El monstruo y yo.

 


Este amanecer parece detenido, ajeno a la oscura y fría herida de la tarde por llegar. Nada tiene sentido fuera de esta mañana, que despierta entre el chirriar de los estorninos y el canto profundo del mirlo solitario que, escondido entre las ramas sin hojas, compite con la ciudad que despereza entre ruidos de sirenas y el de los frenos del bus en su parada.

El futuro pende de un hilo mientras esperamos el Apocalipsis, como quien espera venir una hostia a cámara lenta,  en este país que siempre camina sin rumbo, al borde del abismo, cuando no por el fondo del mismo. Un abismo cruzado de puentes, donde nos vamos empujando los unos a los otros a las oscuras aguas donde habitan monstruos siempre hambrientos, dispuestos a devorarnos. 

Yo tengo mi propio monstruo. Al menos existe en mis sueños  ¿no es suficiente?. Mi monstruo existe fruto de un recuerdo moldeado y horneado como la masa de pan. Tal vez nosotros mismos no somos sino parte de una realidad inventada por otra mente y en otro lugar.
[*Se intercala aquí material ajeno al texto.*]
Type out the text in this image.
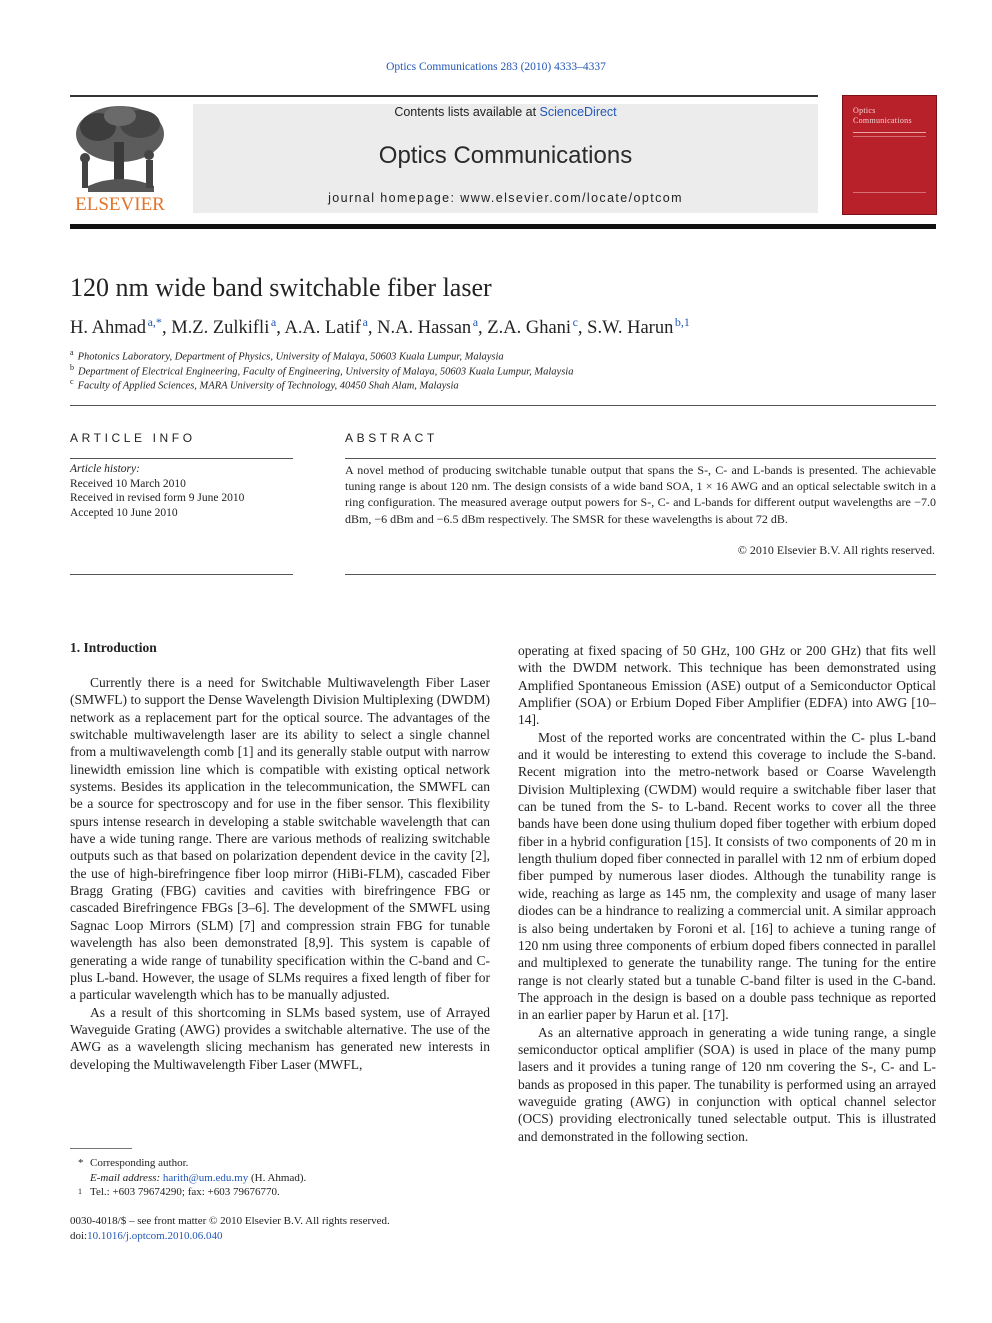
Optics Communications 283 (2010) 4333–4337
ELSEVIER
Contents lists available at ScienceDirect
Optics Communications
journal homepage: www.elsevier.com/locate/optcom
Optics
Communications
120 nm wide band switchable fiber laser
H. Ahmad  $^{a,*}$, M.Z. Zulkifli  $^a$, A.A. Latif  $^a$, N.A. Hassan  $^a$, Z.A. Ghani  $^c$, S.W. Harun  $^{b,1}$
$^a$ Photonics Laboratory, Department of Physics, University of Malaya, 50603 Kuala Lumpur, Malaysia
$^b$ Department of Electrical Engineering, Faculty of Engineering, University of Malaya, 50603 Kuala Lumpur, Malaysia
$^c$ Faculty of Applied Sciences, MARA University of Technology, 40450 Shah Alam, Malaysia
ARTICLE INFO
Article history:
Received 10 March 2010
Received in revised form 9 June 2010
Accepted 10 June 2010
ABSTRACT
A novel method of producing switchable tunable output that spans the S-, C- and L-bands is presented. The achievable tuning range is about 120 nm. The design consists of a wide band SOA, 1 × 16 AWG and an optical selectable switch in a ring configuration. The measured average output powers for S-, C- and L-bands for different output wavelengths are −7.0 dBm, −6 dBm and −6.5 dBm respectively. The SMSR for these wavelengths is about 72 dB.
© 2010 Elsevier B.V. All rights reserved.
1. Introduction

Currently there is a need for Switchable Multiwavelength Fiber Laser (SMWFL) to support the Dense Wavelength Division Multiplexing (DWDM) network as a replacement part for the optical source. The advantages of the switchable multiwavelength laser are its ability to select a single channel from a multiwavelength comb [1] and its generally stable output with narrow linewidth emission line which is compatible with existing optical network systems. Besides its application in the telecommunication, the SMWFL can be a source for spectroscopy and for use in the fiber sensor. This flexibility spurs intense research in developing a stable switchable wavelength that can have a wide tuning range. There are various methods of realizing switchable outputs such as that based on polarization dependent device in the cavity [2], the use of high-birefringence fiber loop mirror (HiBi-FLM), cascaded Fiber Bragg Grating (FBG) cavities and cavities with birefringence FBG or cascaded Birefringence FBGs [3–6]. The development of the SMWFL using Sagnac Loop Mirrors (SLM) [7] and compression strain FBG for tunable wavelength has also been demonstrated [8,9]. This system is capable of generating a wide range of tunability specification within the C-band and C- plus L-band. However, the usage of SLMs requires a fixed length of fiber for a particular wavelength which has to be manually adjusted.

As a result of this shortcoming in SLMs based system, use of Arrayed Waveguide Grating (AWG) provides a switchable alternative. The use of the AWG as a wavelength slicing mechanism has generated new interests in developing the Multiwavelength Fiber Laser (MWFL,

operating at fixed spacing of 50 GHz, 100 GHz or 200 GHz) that fits well with the DWDM network. This technique has been demonstrated using Amplified Spontaneous Emission (ASE) output of a Semiconductor Optical Amplifier (SOA) or Erbium Doped Fiber Amplifier (EDFA) into AWG [10–14].

Most of the reported works are concentrated within the C- plus L-band and it would be interesting to extend this coverage to include the S-band. Recent migration into the metro-network based or Coarse Wavelength Division Multiplexing (CWDM) would require a switchable fiber laser that can be tuned from the S- to L-band. Recent works to cover all the three bands have been done using thulium doped fiber together with erbium doped fiber in a hybrid configuration [15]. It consists of two components of 20 m in length thulium doped fiber connected in parallel with 12 nm of erbium doped fiber pumped by numerous laser diodes. Although the tunability range is wide, reaching as large as 145 nm, the complexity and usage of many laser diodes can be a hindrance to realizing a commercial unit. A similar approach is also being undertaken by Foroni et al. [16] to achieve a tuning range of 120 nm using three components of erbium doped fibers connected in parallel and multiplexed to generate the tunability range. The tuning for the entire range is not clearly stated but a tunable C-band filter is used in the C-band. The approach in the design is based on a double pass technique as reported in an earlier paper by Harun et al. [17].

As an alternative approach in generating a wide tuning range, a single semiconductor optical amplifier (SOA) is used in place of the many pump lasers and it provides a tuning range of 120 nm covering the S-, C- and L-bands as proposed in this paper. The tunability is performed using an arrayed waveguide grating (AWG) in conjunction with optical channel selector (OCS) providing electronically tuned selectable output. This is illustrated and demonstrated in the following section.

* Corresponding author.
E-mail address: harith@um.edu.my (H. Ahmad).
1 Tel.: +603 79674290; fax: +603 79676770.
0030-4018/$ – see front matter © 2010 Elsevier B.V. All rights reserved.
doi:10.1016/j.optcom.2010.06.040
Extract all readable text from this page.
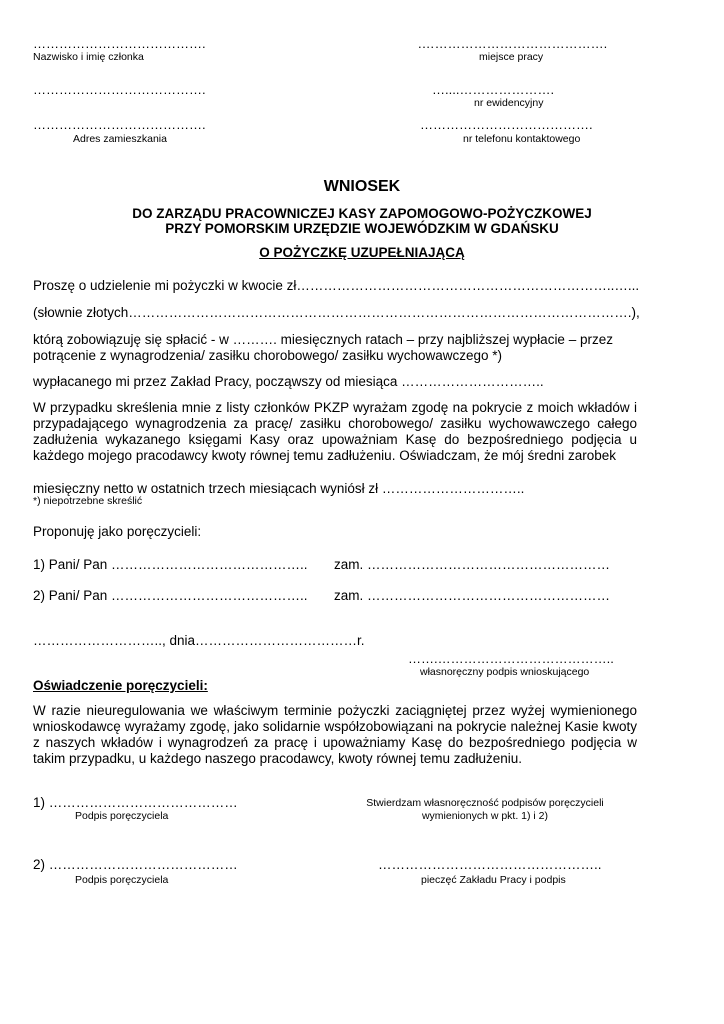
………………………………….
Nazwisko i imię członka
.…………………………………….
miejsce pracy
………………………………….	…....………………….
nr ewidencyjny
………………………………….
Adres zamieszkania
………………………………….
nr telefonu kontaktowego
WNIOSEK
DO ZARZĄDU PRACOWNICZEJ KASY ZAPOMOGOWO-POŻYCZKOWEJ
PRZY POMORSKIM URZĘDZIE WOJEWÓDZKIM W GDAŃSKU
O POŻYCZKĘ UZUPEŁNIAJĄCĄ
Proszę o udzielenie mi pożyczki w kwocie zł……………………………………………………………..…...
(słownie złotych………………………………………………………………………………………………….),
którą zobowiązuję się spłacić - w ………. miesięcznych ratach – przy najbliższej wypłacie – przez
potrącenie z wynagrodzenia/ zasiłku chorobowego/ zasiłku wychowawczego *)
wypłacanego mi przez Zakład Pracy, począwszy od miesiąca …………………………..

W przypadku skreślenia mnie z listy członków PKZP wyrażam zgodę na pokrycie z moich wkładów i przypadającego wynagrodzenia za pracę/ zasiłku chorobowego/ zasiłku wychowawczego całego zadłużenia wykazanego księgami Kasy oraz upoważniam Kasę do bezpośredniego podjęcia u każdego mojego pracodawcy kwoty równej temu zadłużeniu. Oświadczam, że mój średni zarobek

miesięczny netto w ostatnich trzech miesiącach wyniósł zł …………………………..
*) niepotrzebne skreślić
Proponuję jako poręczycieli:
1) Pani/ Pan …………………………………….. zam. ………………………………………………
2) Pani/ Pan …………………………………….. zam. ………………………………………………
……………………….., dnia………………………………r.
…….…………………………………..
własnoręczny podpis wnioskującego
Oświadczenie poręczycieli:

W razie nieuregulowania we właściwym terminie pożyczki zaciągniętej przez wyżej wymienionego wnioskodawcę wyrażamy zgodę, jako solidarnie współzobowiązani na pokrycie należnej Kasie kwoty z naszych wkładów i wynagrodzeń za pracę i upoważniamy Kasę do bezpośredniego podjęcia w takim przypadku, u każdego naszego pracodawcy, kwoty równej temu zadłużeniu.

1) ……………………………………
Podpis poręczyciela
Stwierdzam własnoręczność podpisów poręczycieli
wymienionych w pkt. 1) i 2)
2) ……………………………………
Podpis poręczyciela
…………………………………………..
pieczęć Zakładu Pracy i podpis
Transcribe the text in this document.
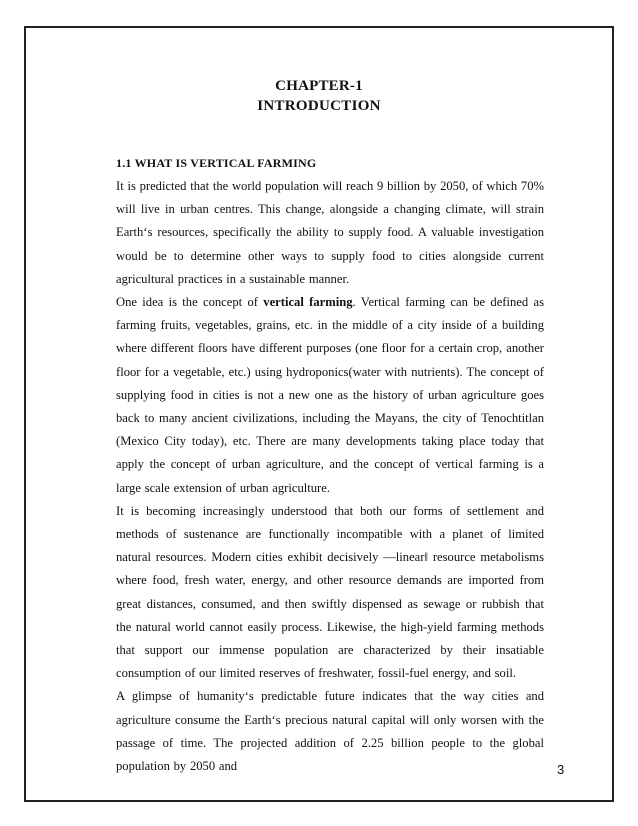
CHAPTER-1
INTRODUCTION
1.1 WHAT IS VERTICAL FARMING

It is predicted that the world population will reach 9 billion by 2050, of which 70% will live in urban centres. This change, alongside a changing climate, will strain Earth‘s resources, specifically the ability to supply food. A valuable investigation would be to determine other ways to supply food to cities alongside current agricultural practices in a sustainable manner.

One idea is the concept of vertical farming. Vertical farming can be defined as farming fruits, vegetables, grains, etc. in the middle of a city inside of a building where different floors have different purposes (one floor for a certain crop, another floor for a vegetable, etc.) using hydroponics(water with nutrients). The concept of supplying food in cities is not a new one as the history of urban agriculture goes back to many ancient civilizations, including the Mayans, the city of Tenochtitlan (Mexico City today), etc. There are many developments taking place today that apply the concept of urban agriculture, and the concept of vertical farming is a large scale extension of urban agriculture.

It is becoming increasingly understood that both our forms of settlement and methods of sustenance are functionally incompatible with a planet of limited natural resources. Modern cities exhibit decisively ―linear‖ resource metabolisms where food, fresh water, energy, and other resource demands are imported from great distances, consumed, and then swiftly dispensed as sewage or rubbish that the natural world cannot easily process. Likewise, the high-yield farming methods that support our immense population are characterized by their insatiable consumption of our limited reserves of freshwater, fossil-fuel energy, and soil.

A glimpse of humanity‘s predictable future indicates that the way cities and agriculture consume the Earth‘s precious natural capital will only worsen with the passage of time. The projected addition of 2.25 billion people to the global population by 2050 and	3
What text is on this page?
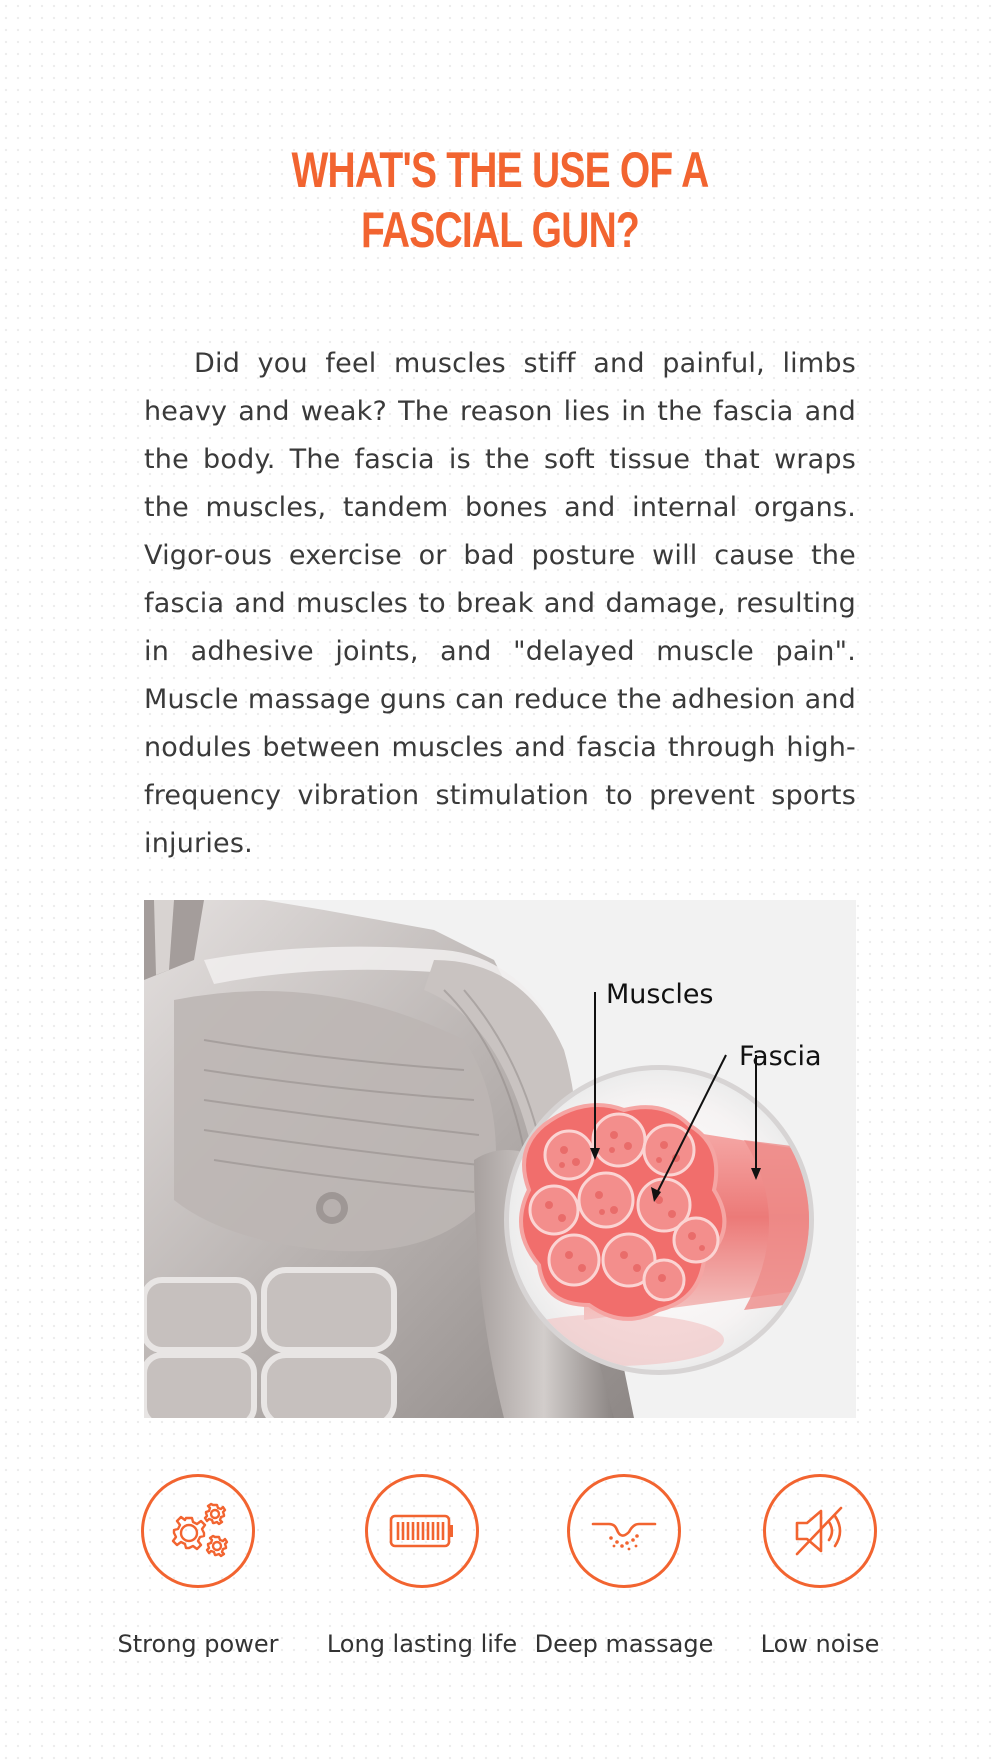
WHAT'S THE USE OF A
FASCIAL GUN?

Did you feel muscles stiff and painful, limbs heavy and weak? The reason lies in the fascia and the body. The fascia is the soft tissue that wraps the muscles, tandem bones and internal organs. Vigor-ous exercise or bad posture will cause the fascia and muscles to break and damage, resulting in adhesive joints, and "delayed muscle pain". Muscle massage guns can reduce the adhesion and nodules between muscles and fascia through high-frequency vibration stimulation to prevent sports injuries.

Muscles
Fascia
Strong power	Long lasting life Deep massage	Low noise
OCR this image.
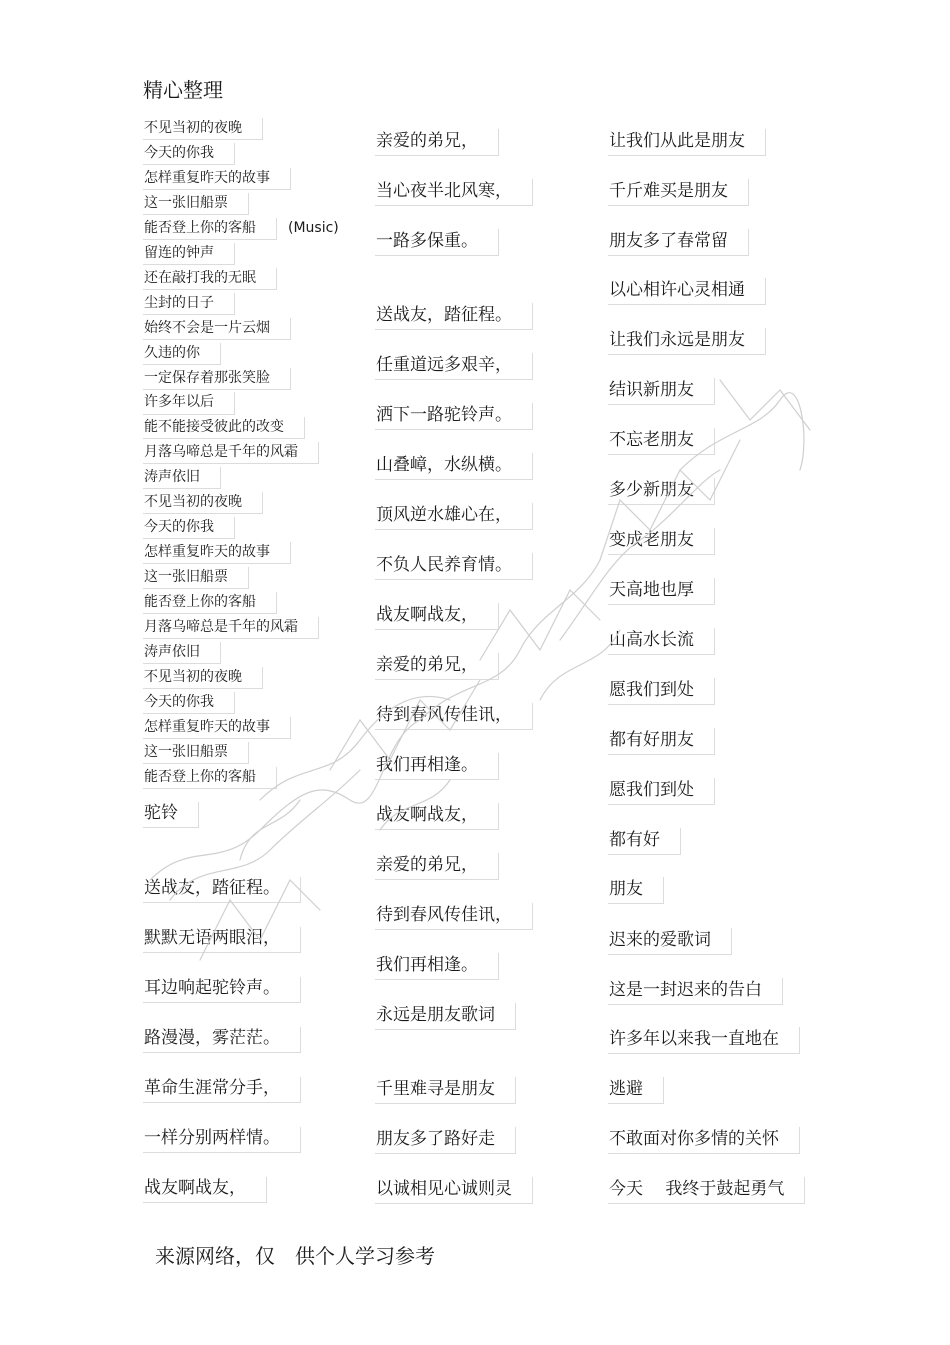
精心整理
不见当初的夜晚
今天的你我
怎样重复昨天的故事
这一张旧船票
能否登上你的客船
留连的钟声
还在敲打我的无眠
尘封的日子
始终不会是一片云烟
久违的你
一定保存着那张笑脸
许多年以后
能不能接受彼此的改变
月落乌啼总是千年的风霜
涛声依旧
不见当初的夜晚
今天的你我
怎样重复昨天的故事
这一张旧船票
能否登上你的客船
月落乌啼总是千年的风霜
涛声依旧
不见当初的夜晚
今天的你我
怎样重复昨天的故事
这一张旧船票
能否登上你的客船
驼铃
送战友，踏征程。
默默无语两眼泪，
耳边响起驼铃声。
路漫漫，雾茫茫。
革命生涯常分手，
一样分别两样情。
战友啊战友，
(Music)
亲爱的弟兄，
当心夜半北风寒，
一路多保重。
送战友，踏征程。
任重道远多艰辛，
洒下一路驼铃声。
山叠嶂，水纵横。
顶风逆水雄心在，
不负人民养育情。
战友啊战友，
亲爱的弟兄，
待到春风传佳讯，
我们再相逢。
战友啊战友，
亲爱的弟兄，
待到春风传佳讯，
我们再相逢。
永远是朋友歌词
千里难寻是朋友
朋友多了路好走
以诚相见心诚则灵
让我们从此是朋友
千斤难买是朋友
朋友多了春常留
以心相许心灵相通
让我们永远是朋友
结识新朋友
不忘老朋友
多少新朋友
变成老朋友
天高地也厚
山高水长流
愿我们到处
都有好朋友
愿我们到处
都有好
朋友
迟来的爱歌词
这是一封迟来的告白
许多年以来我一直地在
逃避
不敢面对你多情的关怀
今天　 我终于鼓起勇气
来源网络，仅　供个人学习参考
La primera vez que oí hablar de él, era Agosto en una de esas madrugadas resacosas de fiestas de verano en la que Miguel, el puentero, cerveza tras cerveza, iba desgranando la historia del alfilio, el monstruo que vivía encadenado en la parte baja del puente. Sin edad, casi tan antiguo como la tierra misma que habitamos. Había sido cazado y encadenado con una enorme argolla sujeta al cuello, tiempo atrás, en los tiempos en los que aún no había puentes sobre el rio y la única forma de cruzarlo era ir saltando de cráneo en cráneo de sus víctimas o utilizando la vieja barca de sirga. Su cuidador y carcelero lo alimentaba con los cadáveres de esperanzas y sueños rotos y, de vez en cuando, con alguna carcasa de gallinas viejas y restos de animales hinchados y medio descarnados. Presumía de tenerlo domesticado; aunque no por ello dejaba de ser peligroso, a pesar de su timidez, por sus poderes  sobrenaturales, si era sorprendido por algún paseante incauto 

Yo nunca llegué a verlo, tal vez aun siga ahí, con su pesada cadena al cuello saliendo a la orilla del agua las noches sin luna o quizás fue liberado y vaga, rio arriba, rio abajo en busca de víctimas o de un nuevo dueño. Quién sabe. 

Sólo sé que, desde el mismo momento que supe de su existencia, su sombra gris plateada como la hoja de una navaja abierta se instaló en mi corazón para siempre.

Y allí sigue, encadenado a mis entrañas. Alimentado de mis silencios y mi rabia. Es todo lo que no se ve en mi rostro. No quiero liberarlo y ni yo mismo sé cuál de los dos es más verdadero: el monstruo o yo.